Après la proposition de Macron, cette idée a été soutenue par l’Italie, tandis que le ministre suisse des Affaires étrangères Ignazio Cassis a déclaré que l’objectif de ce contact n’était qu’une conférence sur la paix, Poutine a déclaré qu’une exemption légale pourrait être fournie
Il a été souligné que la neutralité de la Suisse et la position des Nations Unies en Europe sont parmi les éléments d’assurance de cette exemption.
«S’il s’agit de la conférence de la paix de Poutine, une exemption peut être donnée pour la conférence de la paix de Poutine; a-t-il dit.
Est-ce possible?
L’article 86 du statut romain, les pays approuvés «L’enquête et la poursuite des crimes avec une coopération complète avec le tribunal» sont tenues de juger, tandis que l’article 27 des présidents du président de l’État d’État est aboli.

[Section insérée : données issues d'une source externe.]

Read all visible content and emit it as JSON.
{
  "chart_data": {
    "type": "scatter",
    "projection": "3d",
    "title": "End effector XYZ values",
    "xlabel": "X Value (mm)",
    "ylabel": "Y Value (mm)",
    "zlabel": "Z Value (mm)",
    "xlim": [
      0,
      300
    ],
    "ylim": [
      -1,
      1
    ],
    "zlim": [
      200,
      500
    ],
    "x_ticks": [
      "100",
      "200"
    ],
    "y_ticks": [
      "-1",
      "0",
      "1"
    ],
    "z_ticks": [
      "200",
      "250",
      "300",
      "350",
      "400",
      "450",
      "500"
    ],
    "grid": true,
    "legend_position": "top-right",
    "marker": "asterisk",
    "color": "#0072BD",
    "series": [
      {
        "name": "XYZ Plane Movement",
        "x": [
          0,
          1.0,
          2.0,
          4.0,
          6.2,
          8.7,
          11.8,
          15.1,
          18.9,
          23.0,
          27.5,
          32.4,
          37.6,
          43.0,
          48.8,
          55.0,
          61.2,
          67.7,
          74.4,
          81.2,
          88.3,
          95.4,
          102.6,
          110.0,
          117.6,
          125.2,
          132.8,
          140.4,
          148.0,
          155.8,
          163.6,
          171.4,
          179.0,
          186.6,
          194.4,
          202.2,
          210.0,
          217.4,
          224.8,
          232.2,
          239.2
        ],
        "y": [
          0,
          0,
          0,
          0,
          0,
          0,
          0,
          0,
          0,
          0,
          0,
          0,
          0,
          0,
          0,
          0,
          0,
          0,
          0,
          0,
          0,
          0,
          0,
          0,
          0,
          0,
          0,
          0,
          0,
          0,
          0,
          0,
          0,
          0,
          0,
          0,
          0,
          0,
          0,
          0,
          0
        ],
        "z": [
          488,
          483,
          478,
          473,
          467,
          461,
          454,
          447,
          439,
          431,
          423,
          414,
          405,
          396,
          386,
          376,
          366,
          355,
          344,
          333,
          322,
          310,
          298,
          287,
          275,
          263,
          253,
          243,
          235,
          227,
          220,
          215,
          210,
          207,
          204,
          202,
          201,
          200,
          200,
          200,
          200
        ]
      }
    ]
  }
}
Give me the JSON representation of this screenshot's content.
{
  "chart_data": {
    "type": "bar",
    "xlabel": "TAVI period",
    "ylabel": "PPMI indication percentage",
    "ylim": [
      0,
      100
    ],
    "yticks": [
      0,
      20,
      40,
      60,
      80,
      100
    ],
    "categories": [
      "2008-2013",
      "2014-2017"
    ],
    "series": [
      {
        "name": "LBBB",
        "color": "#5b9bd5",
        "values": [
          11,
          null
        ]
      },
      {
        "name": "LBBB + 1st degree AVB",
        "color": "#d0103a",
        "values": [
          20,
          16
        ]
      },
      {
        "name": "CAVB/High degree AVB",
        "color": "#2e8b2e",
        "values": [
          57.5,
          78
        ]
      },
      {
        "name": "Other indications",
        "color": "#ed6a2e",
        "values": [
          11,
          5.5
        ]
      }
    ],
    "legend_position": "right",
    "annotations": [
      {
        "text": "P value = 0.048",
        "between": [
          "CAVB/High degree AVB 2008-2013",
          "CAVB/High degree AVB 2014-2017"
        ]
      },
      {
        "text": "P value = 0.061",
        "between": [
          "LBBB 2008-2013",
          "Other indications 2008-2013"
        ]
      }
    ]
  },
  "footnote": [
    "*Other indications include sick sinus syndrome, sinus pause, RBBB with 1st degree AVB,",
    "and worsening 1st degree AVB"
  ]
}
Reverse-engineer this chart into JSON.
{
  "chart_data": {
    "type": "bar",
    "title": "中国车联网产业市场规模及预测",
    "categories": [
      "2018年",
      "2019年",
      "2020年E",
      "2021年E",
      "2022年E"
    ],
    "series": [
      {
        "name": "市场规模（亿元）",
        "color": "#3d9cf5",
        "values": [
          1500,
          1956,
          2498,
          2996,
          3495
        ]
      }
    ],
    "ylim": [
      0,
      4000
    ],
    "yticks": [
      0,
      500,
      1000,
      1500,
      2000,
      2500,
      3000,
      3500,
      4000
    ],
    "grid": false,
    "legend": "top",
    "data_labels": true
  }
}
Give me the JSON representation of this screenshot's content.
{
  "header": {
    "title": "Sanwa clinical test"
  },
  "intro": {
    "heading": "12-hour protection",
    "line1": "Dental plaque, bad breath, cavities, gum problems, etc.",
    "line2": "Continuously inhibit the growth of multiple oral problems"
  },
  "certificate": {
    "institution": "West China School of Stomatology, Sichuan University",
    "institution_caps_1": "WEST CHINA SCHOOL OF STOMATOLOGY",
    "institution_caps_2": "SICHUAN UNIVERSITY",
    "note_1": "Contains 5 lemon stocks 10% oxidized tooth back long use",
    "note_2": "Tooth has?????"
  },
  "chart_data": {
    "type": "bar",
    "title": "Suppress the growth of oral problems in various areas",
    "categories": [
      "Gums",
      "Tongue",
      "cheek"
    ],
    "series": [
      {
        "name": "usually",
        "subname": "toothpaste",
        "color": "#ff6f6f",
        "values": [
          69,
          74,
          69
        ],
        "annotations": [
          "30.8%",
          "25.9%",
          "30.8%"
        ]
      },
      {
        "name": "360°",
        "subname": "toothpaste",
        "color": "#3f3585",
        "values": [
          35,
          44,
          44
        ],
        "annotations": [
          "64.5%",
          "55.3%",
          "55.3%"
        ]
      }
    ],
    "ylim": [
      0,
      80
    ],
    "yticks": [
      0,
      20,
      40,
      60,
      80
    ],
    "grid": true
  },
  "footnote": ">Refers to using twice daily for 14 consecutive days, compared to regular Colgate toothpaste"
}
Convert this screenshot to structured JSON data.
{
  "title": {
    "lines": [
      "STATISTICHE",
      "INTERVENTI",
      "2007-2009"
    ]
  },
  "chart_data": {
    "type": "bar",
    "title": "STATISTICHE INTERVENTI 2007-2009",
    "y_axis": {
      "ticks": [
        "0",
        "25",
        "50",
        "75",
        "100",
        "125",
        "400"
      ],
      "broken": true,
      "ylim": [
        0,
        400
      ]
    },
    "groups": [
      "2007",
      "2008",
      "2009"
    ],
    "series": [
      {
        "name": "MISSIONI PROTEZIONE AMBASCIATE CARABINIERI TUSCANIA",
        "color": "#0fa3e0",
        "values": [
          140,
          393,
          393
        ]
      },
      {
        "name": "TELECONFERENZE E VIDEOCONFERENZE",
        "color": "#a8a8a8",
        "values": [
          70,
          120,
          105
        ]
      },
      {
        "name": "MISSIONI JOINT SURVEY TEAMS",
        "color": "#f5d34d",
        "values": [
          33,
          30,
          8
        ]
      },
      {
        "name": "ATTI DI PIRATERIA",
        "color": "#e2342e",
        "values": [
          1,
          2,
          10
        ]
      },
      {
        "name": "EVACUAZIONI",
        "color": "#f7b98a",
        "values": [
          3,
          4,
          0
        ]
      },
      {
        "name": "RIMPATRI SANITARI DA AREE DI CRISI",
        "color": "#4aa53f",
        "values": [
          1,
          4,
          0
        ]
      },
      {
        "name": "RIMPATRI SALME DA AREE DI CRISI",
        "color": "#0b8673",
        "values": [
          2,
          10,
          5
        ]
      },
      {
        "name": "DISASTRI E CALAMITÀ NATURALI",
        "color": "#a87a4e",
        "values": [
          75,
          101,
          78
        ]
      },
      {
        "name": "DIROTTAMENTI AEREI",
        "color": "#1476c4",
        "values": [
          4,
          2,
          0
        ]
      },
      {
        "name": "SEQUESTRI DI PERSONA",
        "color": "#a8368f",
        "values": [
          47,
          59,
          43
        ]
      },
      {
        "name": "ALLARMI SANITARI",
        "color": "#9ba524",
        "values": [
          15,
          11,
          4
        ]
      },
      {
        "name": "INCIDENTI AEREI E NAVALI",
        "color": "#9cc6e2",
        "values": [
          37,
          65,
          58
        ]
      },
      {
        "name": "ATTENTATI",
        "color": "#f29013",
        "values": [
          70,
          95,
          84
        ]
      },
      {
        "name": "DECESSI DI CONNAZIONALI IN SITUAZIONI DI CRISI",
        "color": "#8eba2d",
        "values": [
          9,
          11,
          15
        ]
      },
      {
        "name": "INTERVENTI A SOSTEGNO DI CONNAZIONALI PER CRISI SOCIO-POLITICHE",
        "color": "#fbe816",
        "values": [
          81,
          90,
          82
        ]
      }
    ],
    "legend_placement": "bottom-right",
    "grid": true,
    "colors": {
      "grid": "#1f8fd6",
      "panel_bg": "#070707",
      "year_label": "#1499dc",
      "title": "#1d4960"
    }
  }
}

La Suisse a approuvé ses membres à la Cour pénale internationale en 2001 et son membre est entré en vigueur en 2002. Par conséquent, si le chef russe entre dans son territoire, il sera obligé d’arrêter Poutine. Selon ces principes, si un État pense qu’un chef comme Poutine, qui est soumis aux ordres de l’arrestation internationale en raison des crimes de guerre présumés, est intouchable, violant ses obligations.
La décision finale sera entre les mains de la Cour pénale internationale; Si le tribunal autorise l’exception, ou si la violation sera transmise au Conseil de sécurité des Nations Unies ou à l’Assemblée des pays de signature, et cette Cour sera en mesure de déterminer quel type de réaction à la Suisse.